Quelques jours plus tard, l’intéressée fait une grave dépression qui la rend inapte à exercer sa profession de physiothérapeute. Par chance, l’assurance-vie prévoit justement l’octroi d’une rente mensuelle de 500 fr. après deux ans d’incapacité de gain. En janvier 2003, Marie, qui n’est pas encore guérie, annonce donc à la Generali l’incapacité de travail consécutive à son épisode dépressif.
Contrat annulé
La réponse de l’assureur ne se fait pas attendre: non seulement il ne versera pas un sou à son assurée, mais en plus il annule le contrat avec effet immédiat pour cause de réticence (lire encadré ci-dessous).
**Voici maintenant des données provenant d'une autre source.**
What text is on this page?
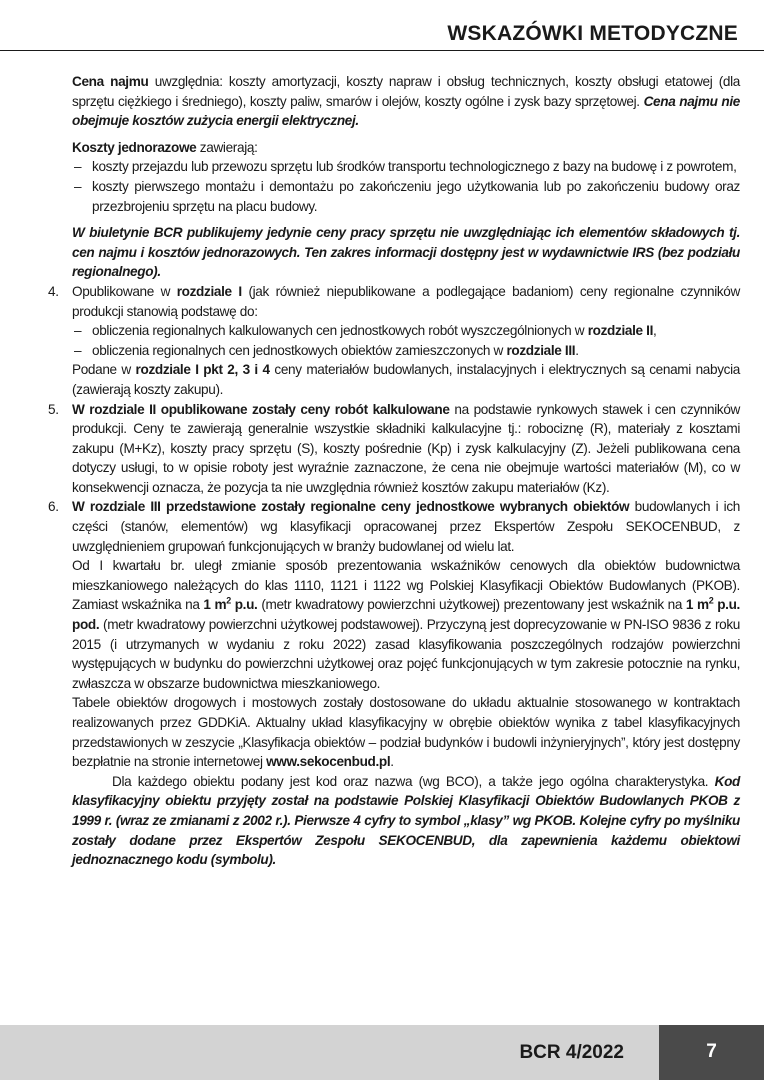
WSKAZÓWKI METODYCZNE

Cena najmu uwzględnia: koszty amortyzacji, koszty napraw i obsług technicznych, koszty obsługi etatowej (dla sprzętu ciężkiego i średniego), koszty paliw, smarów i olejów, koszty ogólne i zysk bazy sprzętowej. Cena najmu nie obejmuje kosztów zużycia energii elektrycznej.

Koszty jednorazowe zawierają:

– koszty przejazdu lub przewozu sprzętu lub środków transportu technologicznego z bazy na budowę i z powrotem,

– koszty pierwszego montażu i demontażu po zakończeniu jego użytkowania lub po zakończeniu budowy oraz przezbrojeniu sprzętu na placu budowy.

W biuletynie BCR publikujemy jedynie ceny pracy sprzętu nie uwzględniając ich elementów składowych tj. cen najmu i kosztów jednorazowych. Ten zakres informacji dostępny jest w wydawnictwie IRS (bez podziału regionalnego).

4. Opublikowane w rozdziale I (jak również niepublikowane a podlegające badaniom) ceny regionalne czynników produkcji stanowią podstawę do:

– obliczenia regionalnych kalkulowanych cen jednostkowych robót wyszczególnionych w rozdziale II,

– obliczenia regionalnych cen jednostkowych obiektów zamieszczonych w rozdziale III.

Podane w rozdziale I pkt 2, 3 i 4 ceny materiałów budowlanych, instalacyjnych i elektrycznych są cenami nabycia (zawierają koszty zakupu).

5. W rozdziale II opublikowane zostały ceny robót kalkulowane na podstawie rynkowych stawek i cen czynników produkcji. Ceny te zawierają generalnie wszystkie składniki kalkulacyjne tj.: robociznę (R), materiały z kosztami zakupu (M+Kz), koszty pracy sprzętu (S), koszty pośrednie (Kp) i zysk kalkulacyjny (Z). Jeżeli publikowana cena dotyczy usługi, to w opisie roboty jest wyraźnie zaznaczone, że cena nie obejmuje wartości materiałów (M), co w konsekwencji oznacza, że pozycja ta nie uwzględnia również kosztów zakupu materiałów (Kz).

6. W rozdziale III przedstawione zostały regionalne ceny jednostkowe wybranych obiektów budowlanych i ich części (stanów, elementów) wg klasyfikacji opracowanej przez Ekspertów Zespołu SEKOCENBUD, z uwzględnieniem grupowań funkcjonujących w branży budowlanej od wielu lat.

Od I kwartału br. uległ zmianie sposób prezentowania wskaźników cenowych dla obiektów budownictwa mieszkaniowego należących do klas 1110, 1121 i 1122 wg Polskiej Klasyfikacji Obiektów Budowlanych (PKOB). Zamiast wskaźnika na 1 $m^2$ p.u. (metr kwadratowy powierzchni użytkowej) prezentowany jest wskaźnik na 1 $m^2$ p.u. pod. (metr kwadratowy powierzchni użytkowej podstawowej). Przyczyną jest doprecyzowanie w PN-ISO 9836 z roku 2015 (i utrzymanych w wydaniu z roku 2022) zasad klasyfikowania poszczególnych rodzajów powierzchni występujących w budynku do powierzchni użytkowej oraz pojęć funkcjonujących w tym zakresie potocznie na rynku, zwłaszcza w obszarze budownictwa mieszkaniowego.

Tabele obiektów drogowych i mostowych zostały dostosowane do układu aktualnie stosowanego w kontraktach realizowanych przez GDDKiA. Aktualny układ klasyfikacyjny w obrębie obiektów wynika z tabel klasyfikacyjnych przedstawionych w zeszycie „Klasyfikacja obiektów – podział budynków i budowli inżynieryjnych”, który jest dostępny bezpłatnie na stronie internetowej www.sekocenbud.pl.

Dla każdego obiektu podany jest kod oraz nazwa (wg BCO), a także jego ogólna charakterystyka. Kod klasyfikacyjny obiektu przyjęty został na podstawie Polskiej Klasyfikacji Obiektów Budowlanych PKOB z 1999 r. (wraz ze zmianami z 2002 r.). Pierwsze 4 cyfry to symbol „klasy” wg PKOB. Kolejne cyfry po myślniku zostały dodane przez Ekspertów Zespołu SEKOCENBUD, dla zapewnienia każdemu obiektowi jednoznacznego kodu (symbolu).

BCR 4/2022	7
A l’appui de cette surprenante décision, la Generali soutient qu’elle était dans l’ignorance des problèmes de santé de son assurée lors de l’envoi de la police d’assurance en août 2001, soit trois mois après l’entrée en vigueur du contrat.
Marie est révoltée. Elle ne peut en effet concevoir qu’un assureur puisse refuser de prendre en charge un sinistre survenu après l’entrée en vigueur du contrat pour le seul motif qu’il n’a pas encore adressé la police d’assurance à son client. Cela lui paraît d’autant plus incongru qu’elle a clairement signalé à la Generali, lors de la conclusion du contrat, avoir déjà subi des épisodes dépressifs par le passé. Bref, contrairement à ce qu’affirme l’assureur, il ne pouvait pas ignorer les problèmes de santé et les risques de rechute de sa cliente...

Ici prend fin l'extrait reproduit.